Although a large proportion of these funds are spent on projects such as building infrastructure, support for research and innovation activities is also one of their priorities. Structural funds and Framework Programmes have different objectives and awarding criteria, and support different activities, but funding from the two programmes is increasingly coordinated and synergies are encouraged.

What is the budget? 

An estimated €40.2 billion of structural funds will be allocated to research and innovation activities over the period 2014 – 2020.

What activities are funded?

Research and innovation activities funded by the European Structural and Investment Funds include the construction of research infrastructure, support for technology transfer and research intensive businesses, and skills programmes.

Programmes connected to research and innovation activities

Five other EU programmes indirectly support research, development and innovation activities, although they do not fund these directly:

  • COSME (supports Small and Medium Enterprises (SMEs), including to develop Research & Development capabilities).
  • Erasmus+ (student mobility).
  • The Health Programme (supports healthcare frameworks including research hospitals).
  • The Life Programme (supports policy uptake of environmental research).
  • The Connecting Europe Facility (includes €1.14 billion for trans-European telecoms infrastructures).
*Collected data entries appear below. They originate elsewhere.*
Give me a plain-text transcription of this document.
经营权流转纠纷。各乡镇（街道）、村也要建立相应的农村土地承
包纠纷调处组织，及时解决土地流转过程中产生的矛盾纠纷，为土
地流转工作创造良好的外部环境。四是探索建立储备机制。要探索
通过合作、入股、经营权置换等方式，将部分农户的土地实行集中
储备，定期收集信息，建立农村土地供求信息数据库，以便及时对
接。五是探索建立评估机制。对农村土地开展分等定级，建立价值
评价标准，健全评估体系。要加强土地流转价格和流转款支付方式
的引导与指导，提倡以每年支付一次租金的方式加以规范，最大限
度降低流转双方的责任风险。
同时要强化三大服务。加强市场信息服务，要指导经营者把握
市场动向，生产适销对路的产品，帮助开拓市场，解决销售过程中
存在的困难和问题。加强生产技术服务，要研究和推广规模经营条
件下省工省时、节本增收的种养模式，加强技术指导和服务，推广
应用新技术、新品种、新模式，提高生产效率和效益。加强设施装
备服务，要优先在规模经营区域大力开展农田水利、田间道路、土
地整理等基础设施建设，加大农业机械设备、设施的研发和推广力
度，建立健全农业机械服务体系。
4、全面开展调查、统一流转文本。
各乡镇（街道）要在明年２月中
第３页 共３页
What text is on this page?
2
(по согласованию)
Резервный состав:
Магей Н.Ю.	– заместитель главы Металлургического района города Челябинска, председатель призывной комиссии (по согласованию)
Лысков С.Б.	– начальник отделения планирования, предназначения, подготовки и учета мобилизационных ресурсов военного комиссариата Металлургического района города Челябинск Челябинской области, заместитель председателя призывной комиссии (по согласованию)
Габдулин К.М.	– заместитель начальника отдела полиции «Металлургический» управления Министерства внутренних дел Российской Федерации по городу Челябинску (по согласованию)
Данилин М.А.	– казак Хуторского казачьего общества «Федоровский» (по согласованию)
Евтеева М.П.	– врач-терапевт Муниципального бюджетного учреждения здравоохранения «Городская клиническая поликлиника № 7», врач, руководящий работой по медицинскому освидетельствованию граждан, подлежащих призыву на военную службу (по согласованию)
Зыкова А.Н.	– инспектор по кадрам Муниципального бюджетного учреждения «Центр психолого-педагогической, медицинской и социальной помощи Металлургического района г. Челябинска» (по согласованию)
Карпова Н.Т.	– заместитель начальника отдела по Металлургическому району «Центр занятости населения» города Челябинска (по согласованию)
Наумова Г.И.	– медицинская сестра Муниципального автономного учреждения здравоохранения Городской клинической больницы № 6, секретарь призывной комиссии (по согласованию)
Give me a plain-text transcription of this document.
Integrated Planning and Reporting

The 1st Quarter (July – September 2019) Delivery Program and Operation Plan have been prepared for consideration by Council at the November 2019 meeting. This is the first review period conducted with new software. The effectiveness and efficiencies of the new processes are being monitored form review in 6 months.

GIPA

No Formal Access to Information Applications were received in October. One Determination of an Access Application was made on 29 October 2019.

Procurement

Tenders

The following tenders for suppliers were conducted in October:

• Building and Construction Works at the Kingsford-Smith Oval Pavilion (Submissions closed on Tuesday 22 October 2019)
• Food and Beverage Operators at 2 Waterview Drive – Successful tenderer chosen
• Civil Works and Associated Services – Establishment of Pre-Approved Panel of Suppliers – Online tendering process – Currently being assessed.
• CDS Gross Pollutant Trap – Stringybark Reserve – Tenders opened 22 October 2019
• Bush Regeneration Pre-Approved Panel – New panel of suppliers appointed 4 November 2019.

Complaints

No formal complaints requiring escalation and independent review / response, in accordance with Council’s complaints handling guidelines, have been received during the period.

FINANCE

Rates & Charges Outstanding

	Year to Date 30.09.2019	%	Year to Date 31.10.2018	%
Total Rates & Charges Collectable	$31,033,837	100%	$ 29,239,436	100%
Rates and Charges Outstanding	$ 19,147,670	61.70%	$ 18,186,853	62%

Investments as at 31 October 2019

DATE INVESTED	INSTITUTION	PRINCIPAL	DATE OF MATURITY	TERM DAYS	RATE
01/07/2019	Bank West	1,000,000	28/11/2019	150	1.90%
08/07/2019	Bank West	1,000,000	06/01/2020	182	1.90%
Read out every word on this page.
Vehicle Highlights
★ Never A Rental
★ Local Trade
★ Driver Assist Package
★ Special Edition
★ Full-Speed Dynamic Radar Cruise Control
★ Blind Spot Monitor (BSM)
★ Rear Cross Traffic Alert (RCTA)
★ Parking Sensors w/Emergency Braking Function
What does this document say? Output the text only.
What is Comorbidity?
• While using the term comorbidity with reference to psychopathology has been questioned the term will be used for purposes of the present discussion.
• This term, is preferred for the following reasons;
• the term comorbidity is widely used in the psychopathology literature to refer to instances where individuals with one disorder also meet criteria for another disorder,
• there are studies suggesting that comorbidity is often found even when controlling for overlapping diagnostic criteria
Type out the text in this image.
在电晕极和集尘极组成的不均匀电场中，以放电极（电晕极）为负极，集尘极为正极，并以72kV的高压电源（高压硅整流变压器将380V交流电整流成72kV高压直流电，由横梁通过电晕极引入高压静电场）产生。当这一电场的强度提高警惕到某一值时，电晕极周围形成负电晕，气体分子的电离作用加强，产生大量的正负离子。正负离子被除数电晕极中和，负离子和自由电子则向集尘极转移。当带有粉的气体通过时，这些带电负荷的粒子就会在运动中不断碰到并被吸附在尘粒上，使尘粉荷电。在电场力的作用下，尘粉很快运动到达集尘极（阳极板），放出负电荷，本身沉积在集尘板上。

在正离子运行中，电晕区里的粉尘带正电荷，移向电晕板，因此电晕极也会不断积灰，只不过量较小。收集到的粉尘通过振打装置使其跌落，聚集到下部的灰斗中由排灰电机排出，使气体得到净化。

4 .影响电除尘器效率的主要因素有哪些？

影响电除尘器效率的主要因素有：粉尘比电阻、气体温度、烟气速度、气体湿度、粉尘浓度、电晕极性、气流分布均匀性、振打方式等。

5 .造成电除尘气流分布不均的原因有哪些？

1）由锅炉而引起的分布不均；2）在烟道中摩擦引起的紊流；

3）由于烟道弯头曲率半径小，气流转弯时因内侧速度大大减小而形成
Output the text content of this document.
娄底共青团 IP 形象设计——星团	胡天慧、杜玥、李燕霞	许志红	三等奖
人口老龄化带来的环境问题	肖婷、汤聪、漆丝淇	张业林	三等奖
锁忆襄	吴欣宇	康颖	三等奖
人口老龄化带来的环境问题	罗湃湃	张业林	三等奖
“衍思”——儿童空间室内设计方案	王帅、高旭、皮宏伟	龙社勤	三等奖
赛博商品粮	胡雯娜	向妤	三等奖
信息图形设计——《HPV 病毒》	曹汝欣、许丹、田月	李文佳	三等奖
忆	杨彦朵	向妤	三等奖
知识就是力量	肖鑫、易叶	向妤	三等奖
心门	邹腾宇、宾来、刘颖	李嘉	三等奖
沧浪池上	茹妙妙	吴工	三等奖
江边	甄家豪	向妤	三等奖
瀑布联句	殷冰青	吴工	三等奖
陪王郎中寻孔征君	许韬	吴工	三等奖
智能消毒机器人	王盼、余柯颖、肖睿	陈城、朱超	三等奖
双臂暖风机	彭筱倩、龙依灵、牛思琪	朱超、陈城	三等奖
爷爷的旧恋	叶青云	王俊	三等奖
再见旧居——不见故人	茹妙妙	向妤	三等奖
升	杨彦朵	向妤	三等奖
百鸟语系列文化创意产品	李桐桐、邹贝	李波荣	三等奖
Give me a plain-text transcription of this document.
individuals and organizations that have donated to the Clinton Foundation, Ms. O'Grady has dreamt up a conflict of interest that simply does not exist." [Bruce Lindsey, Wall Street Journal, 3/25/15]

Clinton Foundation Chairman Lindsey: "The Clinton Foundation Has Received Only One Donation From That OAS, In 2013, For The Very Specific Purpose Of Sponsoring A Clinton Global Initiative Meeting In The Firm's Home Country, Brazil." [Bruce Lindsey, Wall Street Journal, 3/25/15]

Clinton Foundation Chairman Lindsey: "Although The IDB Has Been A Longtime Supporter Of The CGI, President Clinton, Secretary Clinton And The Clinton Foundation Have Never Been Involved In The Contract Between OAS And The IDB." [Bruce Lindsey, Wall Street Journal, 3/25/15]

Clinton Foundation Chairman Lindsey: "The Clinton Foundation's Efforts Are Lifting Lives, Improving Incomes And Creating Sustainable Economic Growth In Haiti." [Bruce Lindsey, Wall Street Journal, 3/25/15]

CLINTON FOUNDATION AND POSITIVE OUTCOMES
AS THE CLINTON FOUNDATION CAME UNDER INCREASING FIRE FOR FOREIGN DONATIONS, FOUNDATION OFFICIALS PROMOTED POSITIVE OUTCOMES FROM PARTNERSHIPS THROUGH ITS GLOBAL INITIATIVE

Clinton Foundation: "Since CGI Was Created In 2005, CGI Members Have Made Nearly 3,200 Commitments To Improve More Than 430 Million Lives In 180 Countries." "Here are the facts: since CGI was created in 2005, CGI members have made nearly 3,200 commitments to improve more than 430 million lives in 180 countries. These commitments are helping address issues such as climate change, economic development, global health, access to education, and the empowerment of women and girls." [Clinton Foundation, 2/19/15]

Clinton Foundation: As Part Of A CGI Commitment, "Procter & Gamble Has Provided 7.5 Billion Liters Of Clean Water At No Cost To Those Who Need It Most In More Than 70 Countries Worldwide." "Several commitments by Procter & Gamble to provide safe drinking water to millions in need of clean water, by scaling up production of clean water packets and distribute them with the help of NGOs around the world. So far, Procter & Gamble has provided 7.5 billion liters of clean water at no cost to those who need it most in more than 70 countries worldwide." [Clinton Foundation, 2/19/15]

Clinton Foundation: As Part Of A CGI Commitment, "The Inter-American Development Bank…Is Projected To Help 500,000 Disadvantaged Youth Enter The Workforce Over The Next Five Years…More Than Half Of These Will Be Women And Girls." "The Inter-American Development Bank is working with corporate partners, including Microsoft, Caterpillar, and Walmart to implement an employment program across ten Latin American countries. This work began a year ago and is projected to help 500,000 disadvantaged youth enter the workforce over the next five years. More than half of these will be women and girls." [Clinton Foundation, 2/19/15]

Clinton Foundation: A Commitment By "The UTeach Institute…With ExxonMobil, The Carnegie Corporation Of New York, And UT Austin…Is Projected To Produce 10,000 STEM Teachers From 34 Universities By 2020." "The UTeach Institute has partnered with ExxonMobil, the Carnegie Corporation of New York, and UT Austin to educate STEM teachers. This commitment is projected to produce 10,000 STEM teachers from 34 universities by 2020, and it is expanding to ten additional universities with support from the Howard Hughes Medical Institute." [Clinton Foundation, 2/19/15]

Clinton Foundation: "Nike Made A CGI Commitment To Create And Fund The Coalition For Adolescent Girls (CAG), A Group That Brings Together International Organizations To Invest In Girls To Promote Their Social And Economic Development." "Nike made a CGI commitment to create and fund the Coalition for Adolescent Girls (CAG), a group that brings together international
European Fund for Strategic Investment (EFSI)

What is EFSI?

The European Fund for Strategic Investment (EFSI, also known as the ‘Junker Plan’) is one pillar of the European Commission’s Investment Plan for Europe. It aims to mobilise investment to stimulate jobs and growth in Europe across a range of infrastructure and innovation projects.

What is the budget?

EFSI has a seed fund of €16 billion of EU public funds that are intended to leverage external investment of €315 billion. €2.2 billion have been redeployed from Horizon 2020 to form part of the seed money.

What does EFSI fund?

The Commission has guaranteed that research and innovation projects will be among the activities for which EFSI will leverage investment.  However, precise details are yet to be determined.